Mídia do Estado-espetáculo
A "pós-verdade" é alimentada pela mídia do Estado-espetáculo. Hoje, as informações falsas escapam dos grandes meios para as redes eletrônicas. "Mentiras que são amplamente compartilhadas on-line dentro da rede, cujos membros confiam uns nos outros mais do que em qualquer fonte da mídia mainstream, podem assumir rapidamente a aparência de verdade. Apresentadas a evidências que contradizem a crença que tinham, as pessoas têm uma tendência a negar os fatos num primeiro momento", conclui The Economist.
Entre nós
O fato é que a desinformação e as falsas informações inundam os espaços midiáticos, particularmente na mídia eletrônica. Face a esses desvios, este analista de política decidiu criar um Movimento pela Verdade : MOVER. Tem como objetivo resgatar a verdade, atenuar o painel de falsas informações, corrigir informações erradas, sempre procurando evitar as malhas mal intencionadas, algumas sob soldo de patrocinadores com o fito de difamar e caluniar.
Lei Rouanet
Um exemplo recente de desinformação e informação maldosa foi o bombardeio sobre a Lei Rouanet. A partir de um ou outro caso de desvio no entorno da lei, quase todo o conjunto de pessoas que usaram recursos para patrocínio das artes foi colocado no cadafalso. Desde o ano passado, sites e blogs procuram sujar a imagem de artistas, diretores, promotores, etc. E assim a imagem de pessoas probas e honestas foi duramente atingida. Este escriba continuará a fazer sua crítica adequada sobre maus comportamentos nos amplos espaços da política e da cultura, mas não acolherá informações falseadas ou com nítida intenção de atingir a honra de pessoas.

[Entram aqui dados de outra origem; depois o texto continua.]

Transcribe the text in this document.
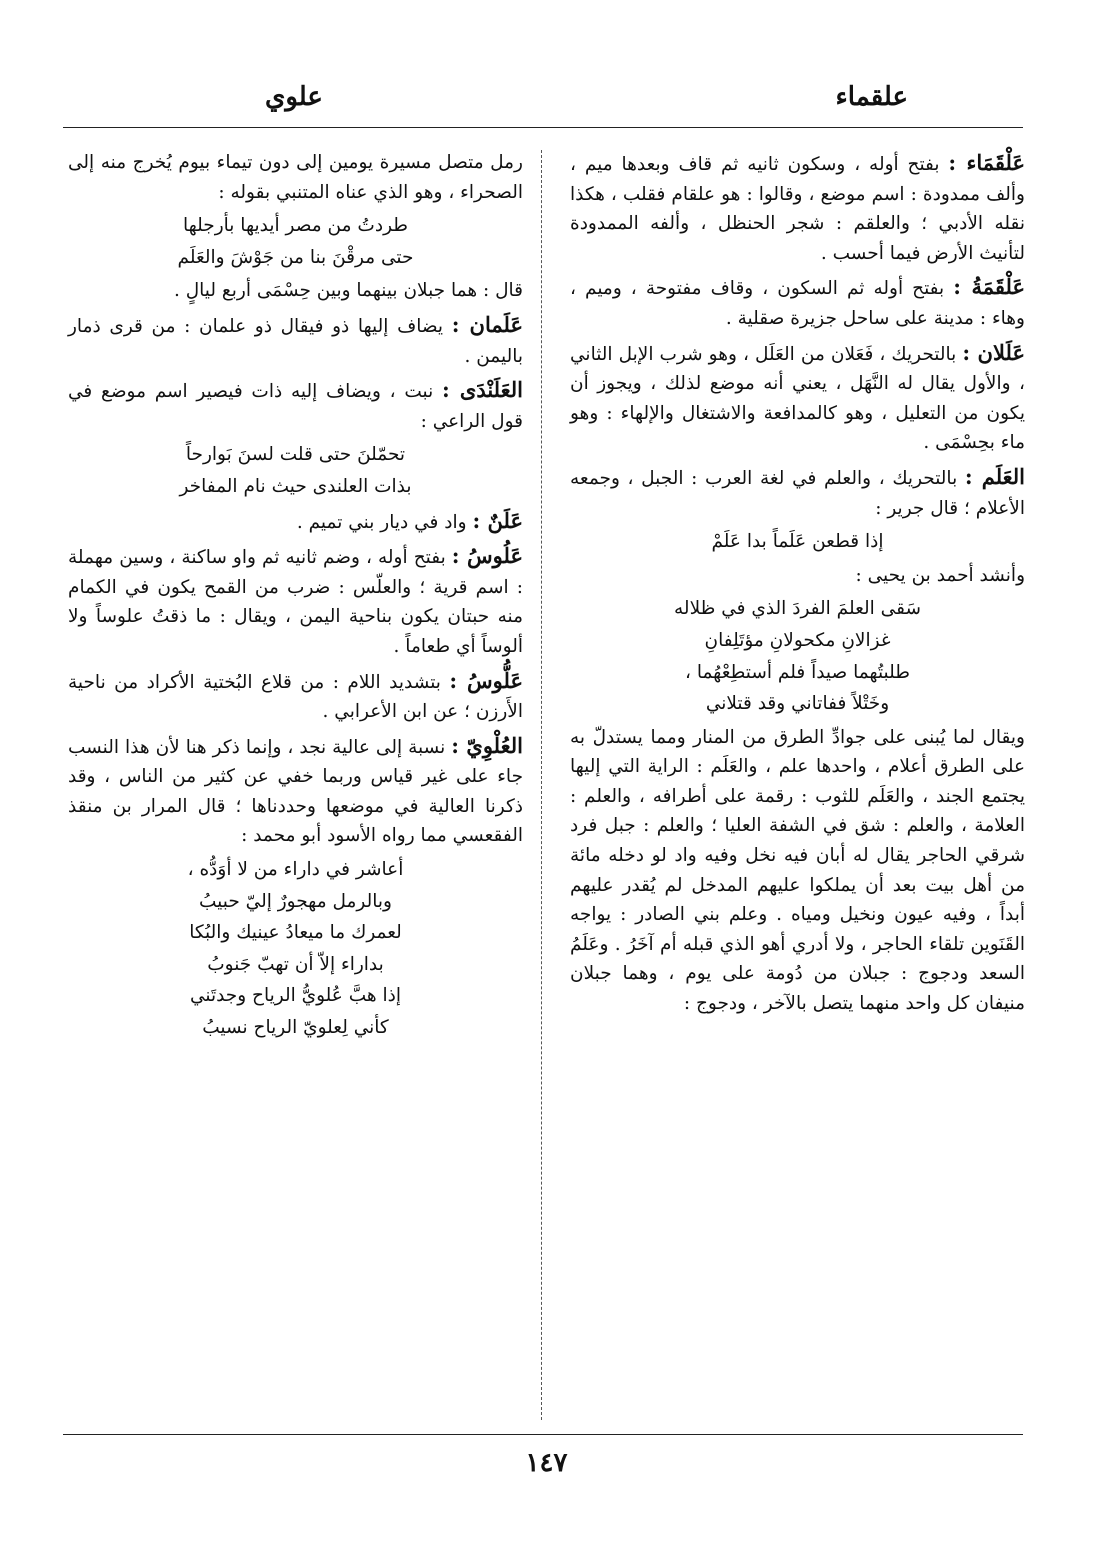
علقماء
علوي

عَلْقَمَاء : بفتح أوله ، وسكون ثانيه ثم قاف وبعدها ميم ، وألف ممدودة : اسم موضع ، وقالوا : هو علقام فقلب ، هكذا نقله الأدبي ؛ والعلقم : شجر الحنظل ، وألفه الممدودة لتأنيث الأرض فيما أحسب .

عَلْقَمَةُ : بفتح أوله ثم السكون ، وقاف مفتوحة ، وميم ، وهاء : مدينة على ساحل جزيرة صقلية .

عَلَلان : بالتحريك ، فَعَلان من العَلَل ، وهو شرب الإبل الثاني ، والأول يقال له النَّهَل ، يعني أنه موضع لذلك ، ويجوز أن يكون من التعليل ، وهو كالمدافعة والاشتغال والإلهاء : وهو ماء بحِسْمَى .

العَلَم : بالتحريك ، والعلم في لغة العرب : الجبل ، وجمعه الأعلام ؛ قال جرير :

إذا قطعن عَلَماً بدا عَلَمْ

وأنشد أحمد بن يحيى :

سَقى العلمَ الفردَ الذي في ظلاله
غزالانِ مكحولانِ مؤتَلِفانِ
طلبتُهما صيداً فلم أستطِعْهُما ،
وخَتْلاً ففاتاني وقد قتلاني

ويقال لما يُبنى على جوادِّ الطرق من المنار ومما يستدلّ به على الطرق أعلام ، واحدها علم ، والعَلَم : الراية التي إليها يجتمع الجند ، والعَلَم للثوب : رقمة على أطرافه ، والعلم : العلامة ، والعلم : شق في الشفة العليا ؛ والعلم : جبل فرد شرقي الحاجر يقال له أبان فيه نخل وفيه واد لو دخله مائة من أهل بيت بعد أن يملكوا عليهم المدخل لم يُقدر عليهم أبداً ، وفيه عيون ونخيل ومياه . وعلم بني الصادر : يواجه القَنَوين تلقاء الحاجر ، ولا أدري أهو الذي قبله أم آخَرُ . وعَلَمُ السعد ودجوج : جبلان من دُومة على يوم ، وهما جبلان منيفان كل واحد منهما يتصل بالآخر ، ودجوج :

رمل متصل مسيرة يومين إلى دون تيماء بيوم يُخرج منه إلى الصحراء ، وهو الذي عناه المتنبي بقوله :

طردتُ من مصر أيديها بأرجلها
حتى مرقْنَ بنا من جَوْشَ والعَلَم

قال : هما جبلان بينهما وبين حِسْمَى أربع ليالٍ .

عَلَمان : يضاف إليها ذو فيقال ذو علمان : من قرى ذمار باليمن .

العَلَنْدَى : نبت ، ويضاف إليه ذات فيصير اسم موضع في قول الراعي :

تحمّلنَ حتى قلت لسنَ بَوارحاً
بذات العلندى حيث نام المفاخر

عَلَنٌ : واد في ديار بني تميم .

عَلُوسُ : بفتح أوله ، وضم ثانيه ثم واو ساكنة ، وسين مهملة : اسم قرية ؛ والعلّس : ضرب من القمح يكون في الكمام منه حبتان يكون بناحية اليمن ، ويقال : ما ذقتُ علوساً ولا ألوساً أي طعاماً .

عَلُّوسُ : بتشديد اللام : من قلاع البُختية الأكراد من ناحية الأَرزن ؛ عن ابن الأعرابي .

العُلْوِيّ : نسبة إلى عالية نجد ، وإنما ذكر هنا لأن هذا النسب جاء على غير قياس وربما خفي عن كثير من الناس ، وقد ذكرنا العالية في موضعها وحددناها ؛ قال المرار بن منقذ الفقعسي مما رواه الأسود أبو محمد :

أعاشر في داراء من لا أوَدُّه ،
وبالرمل مهجورٌ إليّ حبيبُ
لعمرك ما ميعادُ عينيك والبُكا
بداراء إلاّ أن تهبّ جَنوبُ
إذا هبَّ عُلويُّ الرياح وجدتَني
كأني لِعلويّ الرياح نسيبُ
١٤٧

Fecho a coluna com uma deliciosa historinha do Rio Grande do Norte.
"Aposentem o homem"
Dinarte Mariz (UDN) era governador do Rio Grande do Norte. Em uma de suas costumeiras visitas à Caicó, visitou a feira da cidade, acompanhado da sempre presente Dona Nani, secretária de absoluta confiança. Dá de cara com um amigo de infância e logo pergunta :
- "Como vai, Zé Pequeno ?"
O amigo, meio tristonho e cerimonioso, responde :
- "Governador, o negócio não tá fácil ; são oito filhos mais a mulher... tá difícil alimentar essa tropa vivendo de biscate. Mas vou levando até Deus permitir."
O velho Dinarte o interrompe de pronto :
- "Zé, que é isso, homem, deixe essa história de governador de lado. Sou seu amigo de infância, sou o Didi!"
Vira-se para Dona Nani e ordena :
- "Anote o nome do Zé Pequeno e o nomeie para o cargo de professor do Estado."
Na segunda-feira, logo no início do expediente, Dona Nani entra na sala de Dinarte e vai logo informando :
- "Governador, temos um problema, o Zé Pequeno, seu amigo, é analfabeto ; como podemos nomear..."
Antes que concluísse a fala, o governador atalha :
- "Virge Maria, Dona Nani ! O Rio Grande do Norte não pode ter um professor analfabeto. Aposente o homem imediatamente." E assim foi feito !
(Historinha enviada por Lindolfo Sales).